The castle (Qal'at Shmamis) was first built, on top of an extinct volcano, in the 1st century BC by Sampsiceramus I, the first Priest King of the Royal family of Emesa. Most of the original structure was subsequently destroyed by an earthquake. It was later destroyed by the Persian king Khosrau II in AD 613. It was rebuilt by Assad ud-Din Shirkoh, an Ayyubid governor of Homs; the date of this reconstruction was set by Abu Fida in 626 AH (AD 1228), while Muhammad Kurd Ali in his book "al-Sham Plans" fixed it at 627 AH (AD 1229). However, the Mongols destroyed it in AD 1260, and then it was attacked again by the Tatars in AD 1401. It was rebuilt after the expulsion of the Mongols and Tatars from Syria. The castle today is in ruins with only partially preserved walls.

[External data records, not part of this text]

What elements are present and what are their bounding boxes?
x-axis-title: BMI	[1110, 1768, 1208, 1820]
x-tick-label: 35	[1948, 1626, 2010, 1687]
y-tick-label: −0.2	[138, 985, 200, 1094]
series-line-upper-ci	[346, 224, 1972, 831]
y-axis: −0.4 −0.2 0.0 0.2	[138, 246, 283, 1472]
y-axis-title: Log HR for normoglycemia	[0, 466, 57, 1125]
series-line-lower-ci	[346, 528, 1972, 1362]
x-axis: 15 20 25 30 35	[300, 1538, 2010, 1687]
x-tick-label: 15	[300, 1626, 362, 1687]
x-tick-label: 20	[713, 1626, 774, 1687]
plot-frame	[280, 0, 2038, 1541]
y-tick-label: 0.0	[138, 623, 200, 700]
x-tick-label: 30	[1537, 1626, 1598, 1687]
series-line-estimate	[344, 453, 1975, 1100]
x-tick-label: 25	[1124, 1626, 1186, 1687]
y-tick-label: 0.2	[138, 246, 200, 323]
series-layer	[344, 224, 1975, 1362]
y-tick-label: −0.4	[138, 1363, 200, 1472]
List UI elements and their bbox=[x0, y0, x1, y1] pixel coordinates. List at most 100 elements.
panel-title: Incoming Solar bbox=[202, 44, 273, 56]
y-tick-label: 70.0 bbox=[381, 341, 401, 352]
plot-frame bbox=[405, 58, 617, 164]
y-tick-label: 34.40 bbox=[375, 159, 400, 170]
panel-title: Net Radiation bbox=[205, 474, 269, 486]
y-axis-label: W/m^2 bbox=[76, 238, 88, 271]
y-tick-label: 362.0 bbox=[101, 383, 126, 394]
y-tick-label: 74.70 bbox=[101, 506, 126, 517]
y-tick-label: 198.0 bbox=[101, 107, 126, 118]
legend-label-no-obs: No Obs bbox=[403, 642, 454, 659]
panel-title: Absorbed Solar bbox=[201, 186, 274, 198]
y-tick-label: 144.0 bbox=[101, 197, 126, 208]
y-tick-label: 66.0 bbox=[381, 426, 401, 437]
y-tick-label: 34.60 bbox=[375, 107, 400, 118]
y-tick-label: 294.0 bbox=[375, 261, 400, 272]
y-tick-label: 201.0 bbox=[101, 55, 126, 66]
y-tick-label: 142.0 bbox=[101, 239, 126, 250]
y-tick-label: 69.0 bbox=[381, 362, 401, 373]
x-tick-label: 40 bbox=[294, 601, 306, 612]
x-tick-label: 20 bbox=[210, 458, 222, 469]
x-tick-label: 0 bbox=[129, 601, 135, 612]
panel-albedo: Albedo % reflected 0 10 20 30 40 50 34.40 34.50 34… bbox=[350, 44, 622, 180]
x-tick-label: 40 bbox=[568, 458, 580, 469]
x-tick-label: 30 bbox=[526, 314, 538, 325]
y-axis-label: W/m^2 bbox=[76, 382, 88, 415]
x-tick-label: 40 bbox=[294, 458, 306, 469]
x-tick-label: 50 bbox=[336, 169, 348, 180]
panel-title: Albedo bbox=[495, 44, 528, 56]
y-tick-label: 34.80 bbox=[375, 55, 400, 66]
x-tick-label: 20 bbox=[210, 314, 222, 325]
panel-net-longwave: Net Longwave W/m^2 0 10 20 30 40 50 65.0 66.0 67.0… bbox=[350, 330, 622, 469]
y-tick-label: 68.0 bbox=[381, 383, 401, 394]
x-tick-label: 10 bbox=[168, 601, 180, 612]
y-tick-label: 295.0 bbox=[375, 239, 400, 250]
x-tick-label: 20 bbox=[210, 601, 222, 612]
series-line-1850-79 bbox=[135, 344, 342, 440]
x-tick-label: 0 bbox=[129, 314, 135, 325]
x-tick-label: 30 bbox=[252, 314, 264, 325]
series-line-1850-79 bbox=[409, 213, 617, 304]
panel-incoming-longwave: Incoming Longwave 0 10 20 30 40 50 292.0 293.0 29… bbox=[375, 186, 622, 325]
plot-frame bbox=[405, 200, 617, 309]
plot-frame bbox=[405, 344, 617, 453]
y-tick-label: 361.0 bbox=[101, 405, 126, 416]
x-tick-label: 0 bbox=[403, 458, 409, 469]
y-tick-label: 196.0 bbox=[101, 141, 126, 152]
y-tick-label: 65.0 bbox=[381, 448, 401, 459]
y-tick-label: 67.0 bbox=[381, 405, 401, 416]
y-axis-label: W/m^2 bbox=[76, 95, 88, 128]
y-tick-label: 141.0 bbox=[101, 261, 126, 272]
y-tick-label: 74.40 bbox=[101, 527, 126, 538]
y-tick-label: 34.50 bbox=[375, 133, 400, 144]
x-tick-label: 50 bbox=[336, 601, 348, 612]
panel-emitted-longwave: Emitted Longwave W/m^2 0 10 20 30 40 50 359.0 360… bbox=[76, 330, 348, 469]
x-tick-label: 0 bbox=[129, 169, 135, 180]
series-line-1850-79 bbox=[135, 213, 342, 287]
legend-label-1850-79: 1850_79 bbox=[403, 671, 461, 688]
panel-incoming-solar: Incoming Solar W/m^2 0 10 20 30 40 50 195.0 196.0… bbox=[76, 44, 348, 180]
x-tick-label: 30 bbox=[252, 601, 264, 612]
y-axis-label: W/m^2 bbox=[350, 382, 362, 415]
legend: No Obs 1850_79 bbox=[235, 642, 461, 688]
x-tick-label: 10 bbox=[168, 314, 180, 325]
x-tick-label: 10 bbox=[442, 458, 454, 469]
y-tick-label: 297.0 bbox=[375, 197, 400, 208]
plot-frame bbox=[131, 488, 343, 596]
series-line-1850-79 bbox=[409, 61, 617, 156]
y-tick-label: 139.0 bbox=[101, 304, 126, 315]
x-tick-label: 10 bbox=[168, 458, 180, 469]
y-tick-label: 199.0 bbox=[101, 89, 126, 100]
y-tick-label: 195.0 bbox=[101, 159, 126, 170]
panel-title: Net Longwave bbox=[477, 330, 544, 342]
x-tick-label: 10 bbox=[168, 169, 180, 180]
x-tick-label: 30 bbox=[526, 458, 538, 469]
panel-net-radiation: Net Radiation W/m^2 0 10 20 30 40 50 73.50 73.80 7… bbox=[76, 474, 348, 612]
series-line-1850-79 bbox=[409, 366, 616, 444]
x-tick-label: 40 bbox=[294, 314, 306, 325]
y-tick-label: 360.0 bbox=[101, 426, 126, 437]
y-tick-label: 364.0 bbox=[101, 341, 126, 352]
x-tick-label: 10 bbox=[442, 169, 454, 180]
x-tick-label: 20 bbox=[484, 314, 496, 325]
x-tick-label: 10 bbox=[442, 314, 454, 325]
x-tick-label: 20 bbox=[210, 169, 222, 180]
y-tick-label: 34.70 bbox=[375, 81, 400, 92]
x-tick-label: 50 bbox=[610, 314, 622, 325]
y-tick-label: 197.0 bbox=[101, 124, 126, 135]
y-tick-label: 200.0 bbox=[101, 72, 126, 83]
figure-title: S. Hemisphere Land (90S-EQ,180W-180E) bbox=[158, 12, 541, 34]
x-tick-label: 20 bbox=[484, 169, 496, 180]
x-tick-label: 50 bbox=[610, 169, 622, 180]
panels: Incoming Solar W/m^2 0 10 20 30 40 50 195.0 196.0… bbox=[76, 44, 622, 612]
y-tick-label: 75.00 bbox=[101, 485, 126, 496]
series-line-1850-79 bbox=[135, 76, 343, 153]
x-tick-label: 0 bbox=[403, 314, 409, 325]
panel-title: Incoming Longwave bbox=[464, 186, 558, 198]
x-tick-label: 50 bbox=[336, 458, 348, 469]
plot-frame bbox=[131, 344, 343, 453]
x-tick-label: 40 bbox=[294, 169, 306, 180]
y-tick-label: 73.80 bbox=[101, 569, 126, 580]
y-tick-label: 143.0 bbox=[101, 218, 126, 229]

This castle was built on a basaltic layer covering a conical top of the mountain. This summit is surrounded by a moat 15 m depth, and provides a very deep well to meet the water needs for the castle, and another well for supplies. The walls of the latter well were covered with a layer of lime and sludge. The castle housed the royal palace, as well as foundations for housing soldiers. The importance of this castle is due to its location which allows to observe a circular area of more than 50 km in diameter.